Revelstoke council delays decision on highway intersection design

Mayor calls for special meeting on intersection. Consultant puts estimated cost at $2.1 million. Shell threatens legal action.

An image of the proposed layout for the highway intersection.

An image of the proposed layout for the highway intersection.

Revelstoke council pushed off a decision on the problematic Trans-Canada Highway intersection, citing fears over ballooning costs and worries the design won’t work.

A new report by McElhanney Consulting, the engineering firm hired to create a design for the new intersection and oversee its construction, estimates the cost of fixing the intersection at $2.1 million, and it also contains letters of opposition from affected businesses.

That had council call for a special meeting to discuss the intersection. It has been scheduled for Wednesday, May 4, at 3 p.m.

“I’m still not confident about this whole situation and where we’re going with it and what we’re doing,” said councillor Connie Brothers during Tuesday’s council meeting. I just want to make sure w’ere not putting a Band-Aid on something for that amount of money rather than dealing with the problem fully.”

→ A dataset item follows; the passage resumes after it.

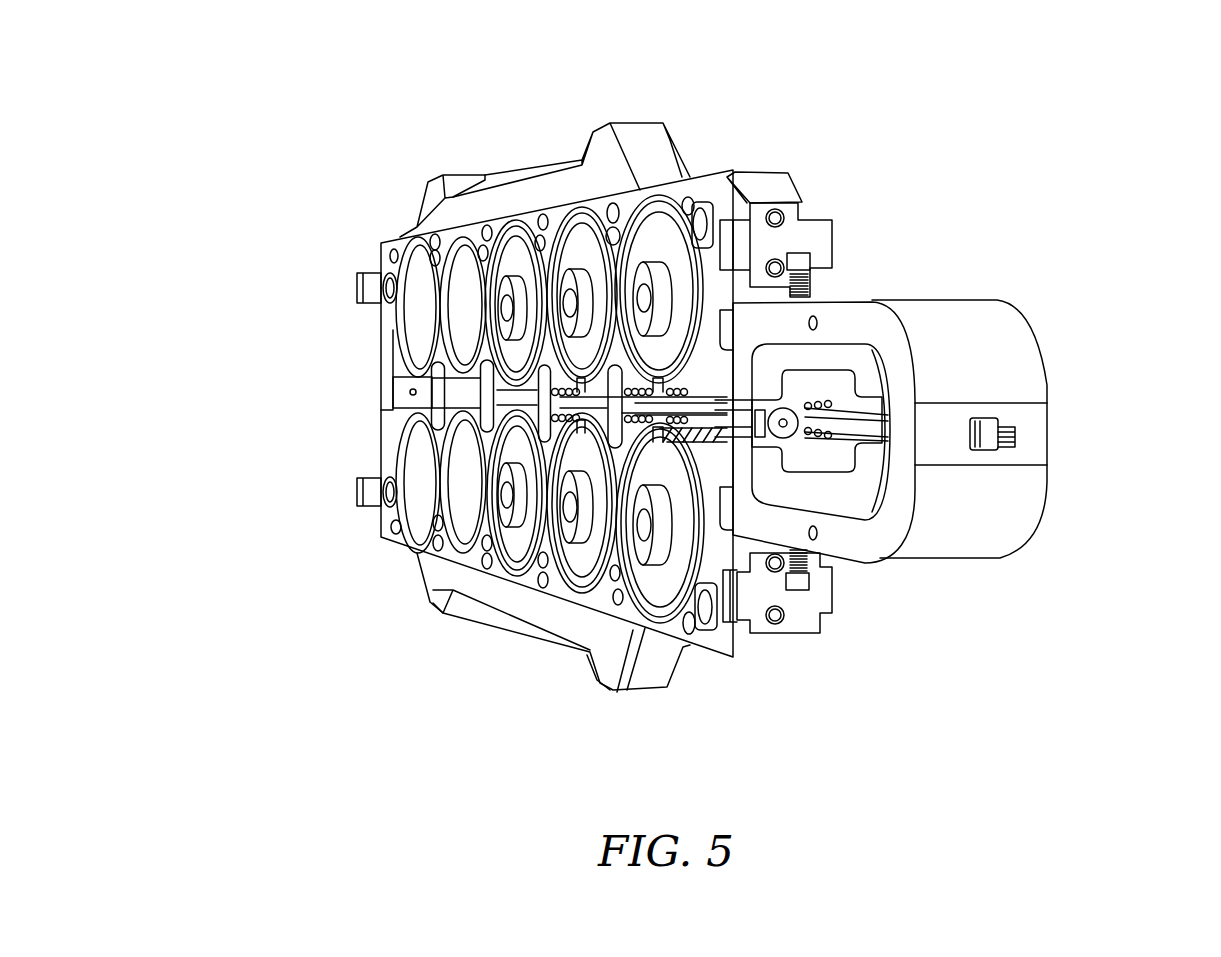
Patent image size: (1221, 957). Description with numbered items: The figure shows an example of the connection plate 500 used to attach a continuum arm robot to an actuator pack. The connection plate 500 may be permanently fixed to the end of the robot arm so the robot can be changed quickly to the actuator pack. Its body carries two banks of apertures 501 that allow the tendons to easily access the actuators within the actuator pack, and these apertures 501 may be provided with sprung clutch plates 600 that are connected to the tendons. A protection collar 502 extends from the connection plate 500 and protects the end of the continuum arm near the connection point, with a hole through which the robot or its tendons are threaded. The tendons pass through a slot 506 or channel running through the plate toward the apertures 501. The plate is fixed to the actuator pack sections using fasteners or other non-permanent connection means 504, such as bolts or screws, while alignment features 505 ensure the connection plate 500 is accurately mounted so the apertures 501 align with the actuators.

The proposed design blocks left turns from Victoria Road to the Shell station, and from the Woodenhead Loop to Victoria Road. A roundabout would be built at Victoria Road and Wright Street to route traffic flow.

The final design makes minor changes to the plans presented at an open house in March. Notably, it modifies the access to the frontage road that passes the Shell Station, and improves pedestrian access to the Shell. It also scraps the proposed roundabout at Laforme Boulevard and Fraser Drive.

Significantly, McElhanney estimates the cost of the project at $2.1 million, far more than the $1.2 million the city has budgeted the work in its 2016–20 financial plan.

The city plans to use Development Cost Charge funds to pay for the work, but Graham Inglis, the city’s director of finance, said there’s only about $1 million in the DCC fund directed to the work.

A report by McLehanney says the proposed intersection would improve peak traffic flows to a rating of B, from a rating of E. A rating of A indicates free flowing traffic, while an F means gridlock.

The report addresses concerns raised at an open house held in March about snow removal and the ability of big trucks to navigate the Wright Street roundabout.

Council was split on whether or not to proceed on the revised design. Linda Nixon voted in favour of moving forward.

“I think we can not put off moving those people from Columbia Park back and forth safely to their neighbourhood,” she said. “I am concerned that if we do not take this forward today, then we are looking at next year before we come up with a solution.”

Mayor Mark McKee said he wasn’t “100 per cent happy” with the plan, especially with the potential $2.1 million price tag.

“I’m not going to vote in favour because I think we need a little bit more time and we need more massaging,” he said.

He proposed holding a special council meeting to discuss the proposal in more detail.

Mike Thomas, the city’s director of engineering, said he didn’t think the final cost would be as high as $2.1 million.

“I’d be really surprised if we went out to tender and received a price that high,” he said. “It doesn’t seem like $2.1 million worth of work.”

He warned that if council didn’t make a decision within the next month, it would be very difficult to finish the work by next summer. McElhanney recommends building the roundabout this year, with the work at Mutas Road to be completed in the spring of 2017.

Thomas said the city is looking for grant opportunities to help pay for the construction, and that it would be seeking a contribution from the Ministry of Transportation & Infrastructure.

The city had a gas tax grant application turned down.

In the end, McKee, Brothers, Sulz and English voted against approving the design, while Scott Duke, Nixon and Aaron Orlando voted for it.

One thing that’s not known at this point is how the changes address the concerns of existing businesses. The owners of Tim Hortons and Shell both submitted comments opposing the preliminary design, with Shell threatening legal action if it were to go through.

When asked about this, McKee responded: “I think that’s going to be part of council discussion on what it wants to do. I think we all have to realize that as a community, when you have a big problem like we have down there, to think you’re going to make 100 per cent of the people and businesses happy is going to be difficult.”

Thomas told the Review the city has not had follow-up meetings with Shell or Tim Hortons. “We haven’t gone back out to the stakeholders at this point. We want to bring these things to council first.”